Saturday, April 21, 2018

It Happened at the World's Fair

It Happened at the World's Fair (Norman Taurog, 1963) I'm something of a lunkhead about Elvis Presley, even though I grew up in the Elvisian Era.  Fact is, I was born into the Presley presence—he was a fact of life and nothing revolutionary to me, and by the time I was actually cognizant of him, aware, he had moved on from being a rock n' roll revolutionary to being something of a lounge lizard. He'd evolved on to the Hollywood Elvis period, where there was less emphasis on picking good material and taking chances and more on banking on his success and name recognition, while also taking the edge off his persona to be more acceptable to "Mom and Dad America." The films started out somewhat inspired, even special, then settled into a pattern of sticking the King into formula scenarios pulled from the screenwriters' template that had the feel (and factory precision) of romance novels. They did the job, but had all the nutritional and aesthetic value of a TV-dinner, circa 1960.
Culturally, the U.S. had swiveled away from mambo (Castro's overthrow of Cuba being the main reason, as well as the inevitable momentum of faddishness) and gone Polynesian—the American Eagle had sunk its claws into Hawaii permanently, folding it into statehood, and Tiki had started to invade American dens and Trader Vic's was the big restaurant. At the same time, Seattle was looking to the future, Sputnik having launched America's fledgling space program into a panicky orbit, and the plastic revolution bombarding American kitchens. City fathers (one of whom was my father's employer) started a campaign to bring another World's Fair to the home of Boeing (its first being the Alaska-Yukon-Pacific Exhibition in 1910—on the site of what is now the University of Washington). This one would be more forward thinking, embracing science and technology, and the 1962 Seattle World's fair was dubbed "Century 21." It was surprisingly successful, managing to turn the city's "Warren Avenue slum" where the Armory was housed into a central hub of the downtown era...and—a rarity for World's Fairs—turn a profit.

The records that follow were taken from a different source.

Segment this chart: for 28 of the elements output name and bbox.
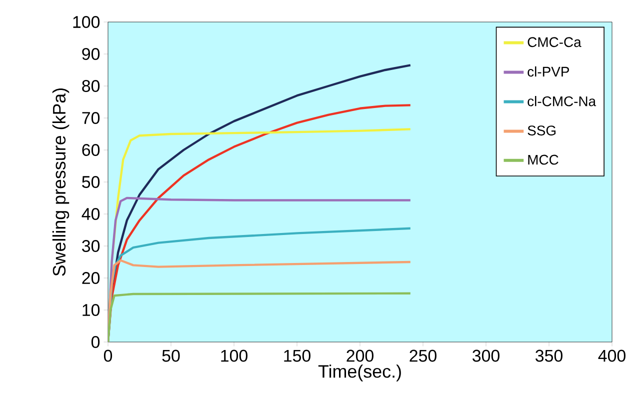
x-axis-title: Time(sec.) [318, 364, 401, 382]
x-tick-label: 400 [598, 350, 626, 362]
y-tick-label: 10 [82, 304, 100, 316]
x-tick-label: 300 [472, 350, 500, 362]
y-tick-label: 60 [82, 144, 100, 156]
legend-label: cl-PVP [528, 66, 569, 77]
line-series [108, 292, 412, 342]
x-tick-label: 250 [410, 350, 436, 362]
y-tick-label: 90 [82, 48, 100, 60]
x-tick-label: 100 [221, 350, 248, 362]
x-tick-label: 50 [162, 350, 180, 362]
y-axis-title: Swelling pressure (kPa) [52, 88, 70, 276]
x-tick-label: 200 [346, 350, 374, 362]
y-tick-label: 70 [82, 112, 100, 124]
y-tick-label: 50 [82, 176, 100, 188]
legend-label: MCC [528, 154, 558, 165]
legend-label: cl-CMC-Na [528, 96, 596, 106]
legend-label: CMC-Ca [528, 37, 582, 48]
y-tick-label: 80 [82, 80, 100, 92]
y-tick-label: 0 [91, 336, 100, 348]
legend-label: SSG [528, 126, 556, 136]
x-tick-label: 150 [284, 350, 310, 362]
y-tick-label: 100 [73, 16, 100, 28]
x-tick-label: 350 [536, 350, 562, 362]
y-tick-label: 30 [82, 240, 100, 252]
y-tick-label: 40 [82, 208, 100, 220]
y-tick-label: 20 [82, 272, 100, 284]
x-tick-label: 0 [104, 350, 112, 362]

The organizers were particularly good at attracting celebrities and entertainers to the Fair, and only the Cuban Missile Crisis kept President Kennedy from officiating over the closing ceremonies. They even managed to make a movie deal with M-G-M for Elvis to make a movie, no doubt paying the studio a handsome sum for the privilege, while also getting some of the corporate sponsors of the Fair to contribute towards the film (probably the reason why G-M's "car of the future" figures so prominently in the film—for no apparent reason). If it was to promote tourism and the Fair, they might have worked out the timeline a little better—The film opened in April of 1963, six months after it had closed!
It Happened at the World's Fair (It's rather tough to determine what "it" is) is a fairly lousy Presley programmer, short of plot (Elvis is a pilot of a crop-duster, in partnership with Gary Lockwoodand gambling debts force them to try and raise money to buy their plane "Bessie" back) but it's the gristliest of connective tissue between songs that were barely charting and love scenes for the fans. Director Norman Taurog was an efficient, if uninspired, director who moved from silent pictures through studio series—his peak years were directing the Martin and Lewis comedies before Lewis got the directing bug—who could be counted on to bring things in on-time and under-budget. He was good at logistics, and managed to keep the studio accountants happy that his films were managed enough to be able to make a profit at the box-office. And his experience with comedies made him a good candidate for making things light and airy and moving fast.
Which is what this one needed. Seeing it as a kid, I thought it was the dullest thing in the world and needed more shots of The Space Needle and, frankly, The Fair. Seeing it as an adult is a grim experience when noting that your tastes haven't changed much. There are faint flashes of wit once in awhile, but it goes without for long stretches of obvious, perfunctory film-making. But, face it, the thing was a commercial enterprise that had outlived its usefulness except to sell records for M-G-M, rather than break them.  It does have one oddity worth noting for trivialists: in the role of a kid who kicks Elvis in the shins (to fake an injury to see a pretty nurse) is Kurt Russell, who would play Presley in John Carpenter's biographical film (produced by the late Dick Clark, by the way).